Logo, ao analisarmos de maneira mais minuciosa esses dados, vai se evidenciando que a experiência como jovem é muito diversa a depender da classe social em que o sujeito está inserido. Enquanto para alguns a juventude é, quase que obrigatoriamente, um período de formação e preparação, passando por uma educação formal que vai da educação básica a uma dedicação exclusiva ao ensino superior, chegando, em alguns casos, a ter acesso à pós-graduação sem a necessidade real e urgente de estar trabalhando para pode garantir a sobrevivência. Para muitos outros - a maioria - a juventude é atravessada pela obrigatoriedade de entrar muito cedo no mundo de trabalho, a fim de arcar com a própria subsistência, tornando mais difícil o processo de formação e de educação formal para um desenvolvimento mais amplo e para maior qualificação.
E um dos aspectos relevantes nesse âmbito é o caráter de normalidade com que essa realidade é encarada por diversos segmentos sociais. O racismo, a partir do que é trazido por Silvio de Almeida e o conceito de Racismo Estrutural, configura-se como parte da ordem social, justamente por ser considerado o “normal” em diversos tipos de relações, sejam elas sociais, econômicas, jurídicas ou familiares. O racismo é a regra! Assim, vale trazer à tona uma discussão apontada por Oliveira (2018), que questiona o modo como a sociedade legitima a violência sofrida pelos jovens e, ao mesmo tempo, condena de maneira veemente aquela que é praticada pelos mesmos, o que cria um cenário de constante injustiça, além de querer consolidar a existência de uma falsa harmonia entre as classes sociais e levar a classe trabalhadora a adotar uma compreensão fatalista sobre sua própria realidade.

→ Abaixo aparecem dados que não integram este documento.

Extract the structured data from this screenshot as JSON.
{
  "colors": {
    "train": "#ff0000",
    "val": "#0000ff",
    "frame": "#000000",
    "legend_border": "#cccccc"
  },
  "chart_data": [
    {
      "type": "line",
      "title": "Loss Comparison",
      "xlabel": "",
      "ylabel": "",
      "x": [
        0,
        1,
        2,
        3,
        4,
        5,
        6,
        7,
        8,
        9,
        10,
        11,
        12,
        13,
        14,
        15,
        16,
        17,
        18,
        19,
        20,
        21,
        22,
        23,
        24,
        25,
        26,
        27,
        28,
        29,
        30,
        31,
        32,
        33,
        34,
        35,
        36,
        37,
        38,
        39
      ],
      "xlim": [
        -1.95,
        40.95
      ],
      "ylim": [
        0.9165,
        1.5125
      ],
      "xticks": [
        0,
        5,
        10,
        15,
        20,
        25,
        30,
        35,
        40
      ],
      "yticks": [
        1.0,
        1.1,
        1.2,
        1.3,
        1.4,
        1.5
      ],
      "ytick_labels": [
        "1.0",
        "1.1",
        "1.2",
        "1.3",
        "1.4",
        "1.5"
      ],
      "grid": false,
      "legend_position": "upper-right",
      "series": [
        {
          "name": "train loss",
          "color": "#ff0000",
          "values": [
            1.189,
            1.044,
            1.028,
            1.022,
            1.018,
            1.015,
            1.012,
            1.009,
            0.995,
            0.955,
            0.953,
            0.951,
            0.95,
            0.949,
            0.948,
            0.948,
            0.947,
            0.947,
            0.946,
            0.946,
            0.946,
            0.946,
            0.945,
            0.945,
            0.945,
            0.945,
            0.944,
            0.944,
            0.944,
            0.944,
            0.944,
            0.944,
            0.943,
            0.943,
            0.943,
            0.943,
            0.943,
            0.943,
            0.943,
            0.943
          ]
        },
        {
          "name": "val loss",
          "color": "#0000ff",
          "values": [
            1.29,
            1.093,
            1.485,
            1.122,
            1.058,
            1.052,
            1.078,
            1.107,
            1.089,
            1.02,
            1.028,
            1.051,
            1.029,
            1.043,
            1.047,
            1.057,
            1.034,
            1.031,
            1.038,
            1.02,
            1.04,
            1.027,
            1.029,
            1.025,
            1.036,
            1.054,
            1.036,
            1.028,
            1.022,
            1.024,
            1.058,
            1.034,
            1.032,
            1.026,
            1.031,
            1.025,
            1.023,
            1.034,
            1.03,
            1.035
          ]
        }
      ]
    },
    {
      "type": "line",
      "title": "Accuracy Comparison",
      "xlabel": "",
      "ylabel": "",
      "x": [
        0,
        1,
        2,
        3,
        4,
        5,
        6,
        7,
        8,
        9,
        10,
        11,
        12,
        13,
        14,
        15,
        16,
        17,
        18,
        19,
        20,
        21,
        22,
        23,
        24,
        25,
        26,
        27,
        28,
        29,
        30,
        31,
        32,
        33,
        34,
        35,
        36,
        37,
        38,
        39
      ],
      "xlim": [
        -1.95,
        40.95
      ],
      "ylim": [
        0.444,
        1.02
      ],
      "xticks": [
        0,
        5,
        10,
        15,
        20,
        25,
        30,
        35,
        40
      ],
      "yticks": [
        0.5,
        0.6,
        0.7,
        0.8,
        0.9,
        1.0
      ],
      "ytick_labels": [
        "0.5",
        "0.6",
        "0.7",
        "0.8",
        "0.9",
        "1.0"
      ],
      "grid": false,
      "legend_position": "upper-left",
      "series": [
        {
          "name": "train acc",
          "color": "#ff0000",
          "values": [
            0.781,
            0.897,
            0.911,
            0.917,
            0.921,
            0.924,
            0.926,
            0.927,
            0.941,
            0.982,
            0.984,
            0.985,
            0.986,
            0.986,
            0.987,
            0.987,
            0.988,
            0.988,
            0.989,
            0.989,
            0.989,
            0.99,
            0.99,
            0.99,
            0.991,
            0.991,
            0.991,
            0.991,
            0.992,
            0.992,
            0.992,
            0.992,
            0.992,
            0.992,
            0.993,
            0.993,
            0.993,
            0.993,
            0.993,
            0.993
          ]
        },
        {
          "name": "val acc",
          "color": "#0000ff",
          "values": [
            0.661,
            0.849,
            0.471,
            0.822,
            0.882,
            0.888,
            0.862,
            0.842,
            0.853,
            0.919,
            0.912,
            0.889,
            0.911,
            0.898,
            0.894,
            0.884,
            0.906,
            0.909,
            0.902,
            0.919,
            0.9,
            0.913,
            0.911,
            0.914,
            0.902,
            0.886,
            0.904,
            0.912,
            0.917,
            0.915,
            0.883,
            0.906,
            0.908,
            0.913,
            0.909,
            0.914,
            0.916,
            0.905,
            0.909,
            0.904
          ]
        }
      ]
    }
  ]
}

Então, respondendo à pergunta feita no início do texto sobre a existência de razões para comemorar, no Brasil, o Dia Internacional da Juventude, os dados evidenciam que a realidade está muito longe da ideal, porém, é preciso reafirmar que a luta pelos direitos da juventude permanecem e essa data deve servir como mais um momento de denúncia de um sistema que legitima desigualdades sociais, de um Estado que mata e aprisiona jovens negros todos os dias, mas também como um momento de exaltação de diversos movimentos sociais, organizações e grupos de jovens, em suas mais admiráveis diversidades, que lutam e resistem dentro desse moinho de gastar gente.
Silvio Almeida ainda chama atenção para o fato de que considerar o racismo estrutural não significa que nada pode ser feito ou que isso pode ser usado como argumento para aceitar uma estrutura social, política e econômica racista e violenta. Ao contrário, é preciso lutar pela positivação de políticas antirracistas e pela superação desse sistema estruturalmente violento.
Por fim, é preciso reconhecer a importância de tantos jovens, homens e mulheres, que gastam os seus dias e suas energias na luta por melhorias em nossa realidade social e não se curvam diante de um governo que tem ojeriza às diversidades e que, por reconhecer na juventude a força política capaz de encampar diversas lutas por transformações sociais, ataca grupos diversos e alimenta ainda mais uma política de extermínio dos jovens negros e pobres.